Você tem ideia de quantas pessoas são necessárias para um livro existir?
Ainda repasso o que aconteceu neste ano. Semana passada revi alguns pontos do mercado editorial e do meio literário. Sigo na mesma praia, mas agora resgato um bom momento pessoal.
Tive a alegria de ver "A Biblioteca no Fim do Túnel - Um Leitor em Seu Tempo" aparecer entre os dez finalistas do Prêmio Jabuti. O livro que lancei em 2023 pela Arquipélago concorreu na categoria Crônicas, vencida por Rosa Freire D'Aguiar com "Sempre Paris" (Companhia das Letras), que também levou o Livro do Ano.
Quem olha para uma obra qualquer e vê na capa o nome do autor talvez não faça ideia da quantidade de gente que, de alguma forma, está envolvida nesse trabalho. Começo indo para longe, bem longe.
Muitas pessoas foram responsáveis por colocar esse autor no rumo dos livros e da literatura. O meu caso chega a ser um clichê: pai leitor, mãe leitora e professores que me fizeram valorizar o brilho de grandes histórias, independentemente das bobagens que eu respondia nas provas.

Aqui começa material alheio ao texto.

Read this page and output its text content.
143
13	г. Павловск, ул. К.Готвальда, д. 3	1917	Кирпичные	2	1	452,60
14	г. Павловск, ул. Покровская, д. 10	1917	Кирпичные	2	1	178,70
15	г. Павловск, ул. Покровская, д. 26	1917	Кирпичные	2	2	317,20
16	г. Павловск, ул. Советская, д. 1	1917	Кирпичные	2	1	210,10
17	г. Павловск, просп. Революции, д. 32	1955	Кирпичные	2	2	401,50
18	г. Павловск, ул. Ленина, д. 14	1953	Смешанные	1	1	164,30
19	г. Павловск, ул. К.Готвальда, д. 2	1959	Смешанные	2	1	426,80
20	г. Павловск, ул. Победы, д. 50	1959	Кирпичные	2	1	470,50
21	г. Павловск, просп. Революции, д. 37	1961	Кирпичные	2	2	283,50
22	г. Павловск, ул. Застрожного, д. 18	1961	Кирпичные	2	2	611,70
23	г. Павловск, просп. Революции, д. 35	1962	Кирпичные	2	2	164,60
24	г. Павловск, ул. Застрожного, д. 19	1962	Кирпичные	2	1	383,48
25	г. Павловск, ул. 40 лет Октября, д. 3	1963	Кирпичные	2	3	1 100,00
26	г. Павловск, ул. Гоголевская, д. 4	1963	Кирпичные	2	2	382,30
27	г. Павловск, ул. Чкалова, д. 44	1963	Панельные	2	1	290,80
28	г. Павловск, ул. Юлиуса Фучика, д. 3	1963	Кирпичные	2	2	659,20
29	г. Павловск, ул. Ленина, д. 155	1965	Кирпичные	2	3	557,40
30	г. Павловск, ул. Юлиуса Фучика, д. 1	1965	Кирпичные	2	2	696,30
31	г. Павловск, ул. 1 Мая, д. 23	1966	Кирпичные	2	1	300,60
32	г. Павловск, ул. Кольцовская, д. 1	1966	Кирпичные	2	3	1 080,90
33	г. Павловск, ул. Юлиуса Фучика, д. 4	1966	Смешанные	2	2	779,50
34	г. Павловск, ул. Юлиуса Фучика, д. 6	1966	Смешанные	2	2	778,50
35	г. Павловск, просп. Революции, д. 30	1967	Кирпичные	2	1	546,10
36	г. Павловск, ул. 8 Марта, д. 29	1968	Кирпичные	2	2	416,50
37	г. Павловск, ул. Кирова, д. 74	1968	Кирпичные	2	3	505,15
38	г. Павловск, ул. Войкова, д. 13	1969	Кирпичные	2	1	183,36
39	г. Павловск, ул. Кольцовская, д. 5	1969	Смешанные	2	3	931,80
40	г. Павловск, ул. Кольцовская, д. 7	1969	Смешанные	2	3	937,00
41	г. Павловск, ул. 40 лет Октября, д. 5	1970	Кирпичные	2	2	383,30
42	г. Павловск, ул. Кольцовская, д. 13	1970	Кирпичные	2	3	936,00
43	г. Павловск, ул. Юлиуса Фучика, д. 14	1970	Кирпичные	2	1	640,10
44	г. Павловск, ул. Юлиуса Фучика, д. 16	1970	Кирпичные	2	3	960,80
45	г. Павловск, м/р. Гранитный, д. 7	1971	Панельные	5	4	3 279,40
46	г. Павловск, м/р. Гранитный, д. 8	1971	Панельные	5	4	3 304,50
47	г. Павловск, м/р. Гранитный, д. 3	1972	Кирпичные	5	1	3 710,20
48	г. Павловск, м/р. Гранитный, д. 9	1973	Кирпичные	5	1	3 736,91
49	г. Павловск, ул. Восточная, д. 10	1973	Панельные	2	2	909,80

Nesse plano mais longínquo, ainda distante do livro em si, há as referências óbvias, nem tão óbvias, inimagináveis e as jamais assumidas que forjam nosso pensamento, nossas ideias. Penso aqui nos incontáveis autores que cruzam nossas vidas, nas muitas pessoas com quem conversamos sobre livros.
Vou além. Nas muitas pessoas com quem conversamos sobre qualquer outro assunto. Tudo pode, de algum modo, nos influenciar, seja por inspiração ou contraposição. Saber o que não queremos da vida é fundamental.
Um ou outro pode até jurar originalidade plena, mas mente. Todo mundo que escreve sempre carrega consigo aquilo que leu, viu, consumiu, discutiu, pensou, sublimou? Viveu. É um diálogo eterno e permanente, faça isso de forma consciente e explícita ou não.
Olhando para a trajetória de "A Biblioteca no Fim do Túnel", a coisa começa a ficar mais próxima quando penso na Bel, mulher que admiro pela inteligência, pelo rigor intelectual e pela retidão moral. É uma pessoa bela em todas as acepções da palavra.
Esposa e parceira de vida, é com a Bel que formo um lar tranquilo, acolhedor e seguro. Fernando, o cão, e Belinha, sempre, também têm papel nesse sentido. Sem essa casa e essa família o trabalho seria outro.
"A Biblioteca no Fim do Túnel" é uma reunião de textos que escrevi ao longo de dez anos. Editores, curadores, coordenadores e afins que me contrataram nesse período e possibilitaram que eu crescesse profissionalmente e me mantivesse financeiramente têm seu quinhão. Não trabalho sentado em herança, todo mês preciso me preocupar com as contas.
Daí chego ao livro propriamente dito. Uma vez escrito, só falta todo o demais. E é muita coisa, muita gente, pode acreditar.
Um editor —Tito Montenegro— topa publicar. No dia a dia, a preparadora —a Débora Sander— trabalha com afinco no texto. No meio do caminho, uma designer —Paula Hentges— elabora o projeto gráfico enquanto uma artista —Luísa Fantinel— cria a ilustração que dá cara ao livro.
Outra profissional —Thaís Leidens— começa a pensar em ações para divulgar a novidade. Em algum momento a revisão terá que ser feita (Alec Lisboa). E a editora só pode apostar na obra porque é uma empresa e tem alguém para cuidar da parte administrativa (Miréia Almeida).
Ficou decidido que seriam convidadas pessoas para escrever a orelha —Maria Esther Maciel— e o posfácio —Diego Assis—, outros que estão no time que admiro e agradeço. Sem eles, "A Biblioteca no Fim do Túnel" não existiria. Não da forma como chegou às livrarias, ao menos.
Certamente deixo alguém de fora e já antecipo o pedido de desculpas. A relação, no entanto, ainda não acabou. Tem o pessoal da gráfica, da distribuidora, das livrarias?
E até aqui pensei no livro fechado, sem cumprir o seu destino, sem passar pela etapa fundamental para existir de verdade, extrapole a mera materialidade física. Há ainda o elo mais importante de toda essa cadeia: o leitor.
Um livro fechado, sem leitor, não é absolutamente nada. Por outro lado, se desdobra sempre que alcança outra pessoa, ganha novas possibilidades de diálogos, interpretações e finalidades a cada novo leitor. O que faz um autor são seus leitores, como escrevi outro dia.
Diga o que disser até o mais recluso dos escritores, o mais confiante de sua originalidade e independência no mundo, ninguém faz nada sozinho.
Um livro sempre é um trabalho coletivo.